Tuesday 16 January 2018

Science ship in Lyttelton: Lots of research from NZ's small contribution




A team on a science research vessel are investigating what lies underneath the seabed.
A high-profile and expensive international research ship is heading south via Canterbury to search for new information about climate change.

The Joides Resolution (JR), a former oil industry drilling ship, was in Lyttelton Harbour on Thursday and would depart for Antarctica later this week to drill into ocean sediments in the Ross Sea. The vessel has just spent six weeks drilling into the Hikurangi fault near Gisborne.

New Zealand contributes about US$300,000 (NZ$423,000) annually to the US$150 million International Ocean Discovery Program (IODP), which operates the science aspects of the hip's voyages.

The programme has also drilled into the crater formed when a comet struck the earth near Mexico 65 million years ago.

The contribution earned New Zealand one "seat" on the JR once a year, but because the ship's voyages were clumped geographically, New Zealand got three seats on the ship while it was in the South Pacific.

Two Kiwis led the drilling off Gisborne and a third is heading up the Antarctic drilling programme.
"We're leveraging a massive amount of science out a small contribution," Niwa marine geologist Dr Philip Barnes said.

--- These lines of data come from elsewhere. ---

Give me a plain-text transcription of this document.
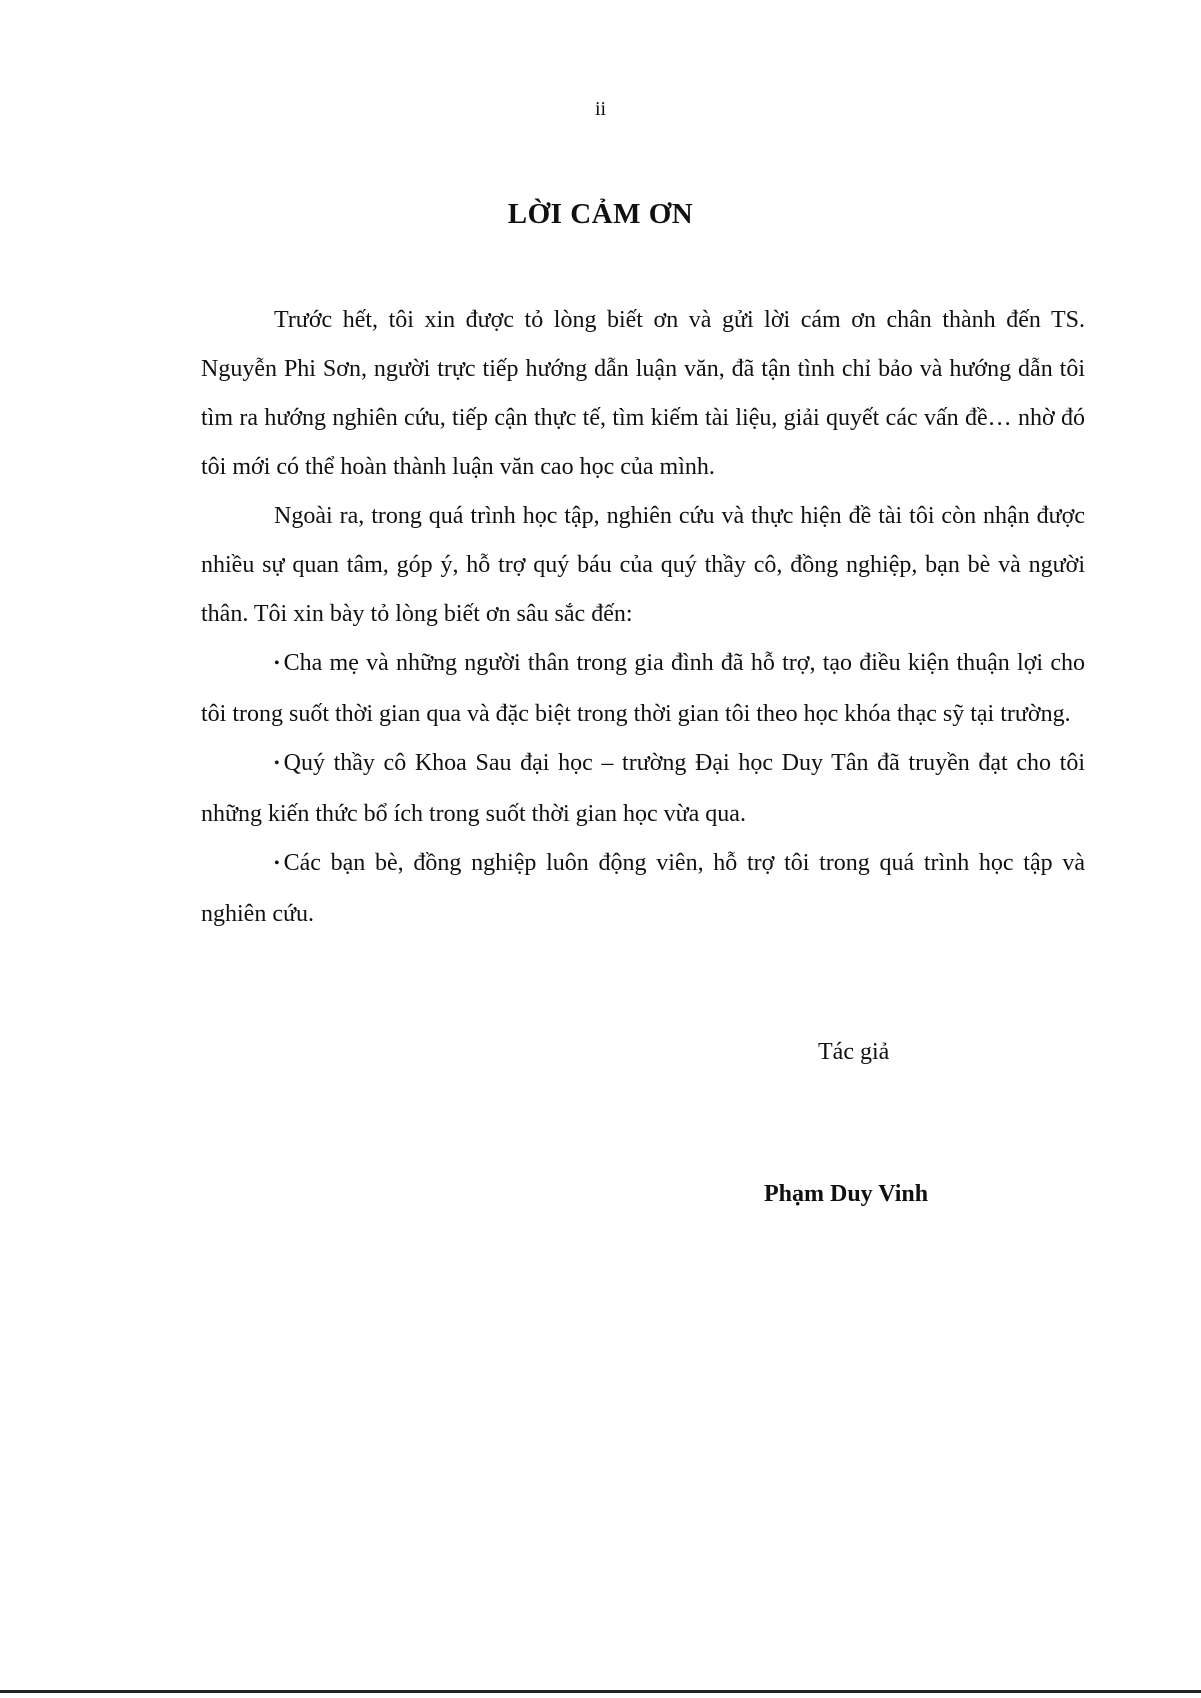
ii
LỜI CẢM ƠN

Trước hết, tôi xin được tỏ lòng biết ơn và gửi lời cám ơn chân thành đến TS. Nguyễn Phi Sơn, người trực tiếp hướng dẫn luận văn, đã tận tình chỉ bảo và hướng dẫn tôi tìm ra hướng nghiên cứu, tiếp cận thực tế, tìm kiếm tài liệu, giải quyết các vấn đề… nhờ đó tôi mới có thể hoàn thành luận văn cao học của mình.

Ngoài ra, trong quá trình học tập, nghiên cứu và thực hiện đề tài tôi còn nhận được nhiều sự quan tâm, góp ý, hỗ trợ quý báu của quý thầy cô, đồng nghiệp, bạn bè và người thân. Tôi xin bày tỏ lòng biết ơn sâu sắc đến:

• Cha mẹ và những người thân trong gia đình đã hỗ trợ, tạo điều kiện thuận lợi cho tôi trong suốt thời gian qua và đặc biệt trong thời gian tôi theo học khóa thạc sỹ tại trường.

• Quý thầy cô Khoa Sau đại học – trường Đại học Duy Tân đã truyền đạt cho tôi những kiến thức bổ ích trong suốt thời gian học vừa qua.

• Các bạn bè, đồng nghiệp luôn động viên, hỗ trợ tôi trong quá trình học tập và nghiên cứu.

Tác giả
Phạm Duy Vinh
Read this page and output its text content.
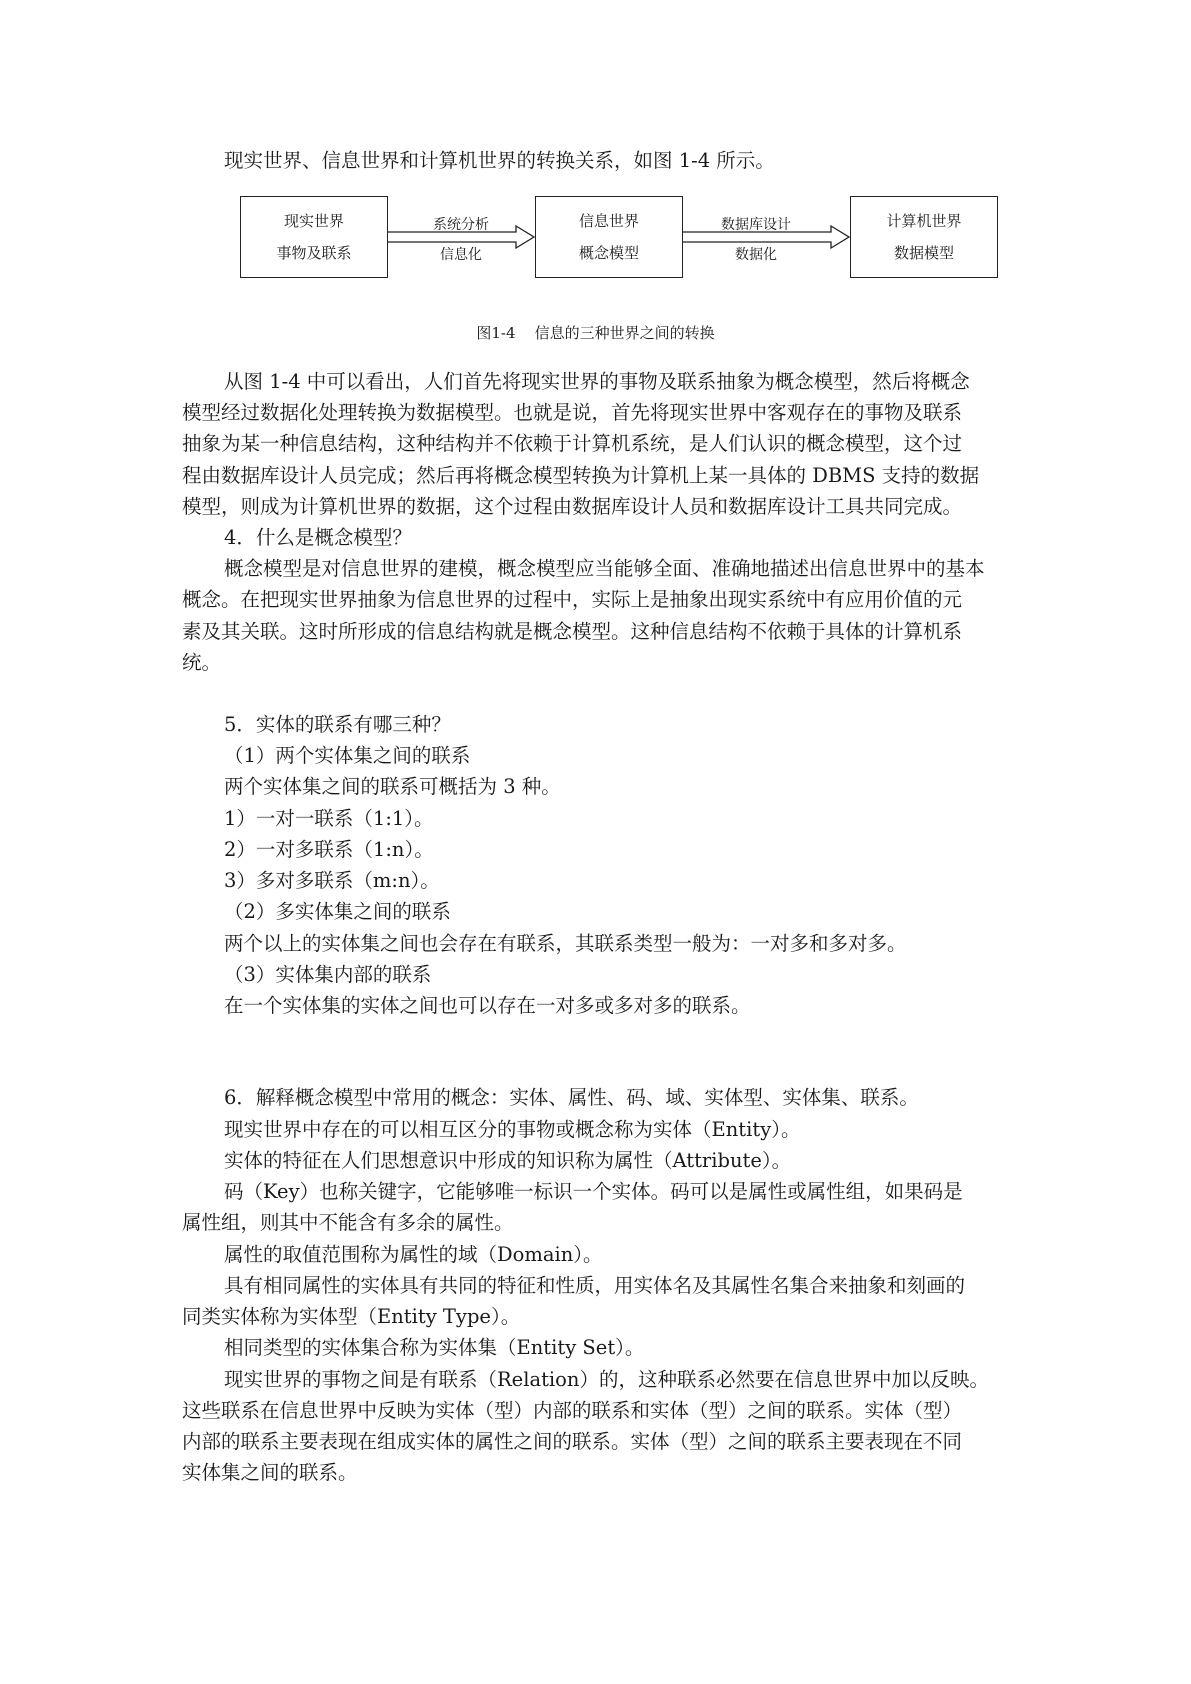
现实世界、信息世界和计算机世界的转换关系，如图 1-4 所示。
现实世界
事物及联系
系统分析
信息化
信息世界
概念模型
数据库设计
数据化
计算机世界
数据模型
图1-4    信息的三种世界之间的转换
从图 1-4 中可以看出，人们首先将现实世界的事物及联系抽象为概念模型，然后将概念
模型经过数据化处理转换为数据模型。也就是说，首先将现实世界中客观存在的事物及联系
抽象为某一种信息结构，这种结构并不依赖于计算机系统，是人们认识的概念模型，这个过
程由数据库设计人员完成；然后再将概念模型转换为计算机上某一具体的 DBMS 支持的数据
模型，则成为计算机世界的数据，这个过程由数据库设计人员和数据库设计工具共同完成。
4．什么是概念模型？
概念模型是对信息世界的建模，概念模型应当能够全面、准确地描述出信息世界中的基本
概念。在把现实世界抽象为信息世界的过程中，实际上是抽象出现实系统中有应用价值的元
素及其关联。这时所形成的信息结构就是概念模型。这种信息结构不依赖于具体的计算机系
统。
5．实体的联系有哪三种？
（1）两个实体集之间的联系
两个实体集之间的联系可概括为 3 种。
1）一对一联系（1:1）。
2）一对多联系（1:n）。
3）多对多联系（m:n）。
（2）多实体集之间的联系
两个以上的实体集之间也会存在有联系，其联系类型一般为：一对多和多对多。
（3）实体集内部的联系
在一个实体集的实体之间也可以存在一对多或多对多的联系。
6．解释概念模型中常用的概念：实体、属性、码、域、实体型、实体集、联系。
现实世界中存在的可以相互区分的事物或概念称为实体（Entity）。
实体的特征在人们思想意识中形成的知识称为属性（Attribute）。
码（Key）也称关键字，它能够唯一标识一个实体。码可以是属性或属性组，如果码是
属性组，则其中不能含有多余的属性。
属性的取值范围称为属性的域（Domain）。
具有相同属性的实体具有共同的特征和性质，用实体名及其属性名集合来抽象和刻画的
同类实体称为实体型（Entity Type）。
相同类型的实体集合称为实体集（Entity Set）。
现实世界的事物之间是有联系（Relation）的，这种联系必然要在信息世界中加以反映。
这些联系在信息世界中反映为实体（型）内部的联系和实体（型）之间的联系。实体（型）
内部的联系主要表现在组成实体的属性之间的联系。实体（型）之间的联系主要表现在不同
实体集之间的联系。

International interest in New Zealand's undersea geology brought the ship here.

The northern part of the Hikurangi subduction zone was notable because of slow-slip events, he said. While earthquakes were caused by sudden movement along faults, slow slips featured bursts of movement that lasted weeks or months.

They did not cause damaging earthquakes, but their behaviour was not well understood, including what triggered slow slips to become earthquakes.

Slow slip events were discovered only 15 years ago and the Hikurangi fault was notable internationally because the slips there were happening at the shallowest known depth, Barnes said.
The drilling rig on the Joides Resolution could reach them, which was why the 23-country consortium that runs the science programme selected the project for funding, he said.

\While off Gisborne, the ship also probed areas featuring undersea landslides, which could be triggered by earthquakes and cause tsunamis.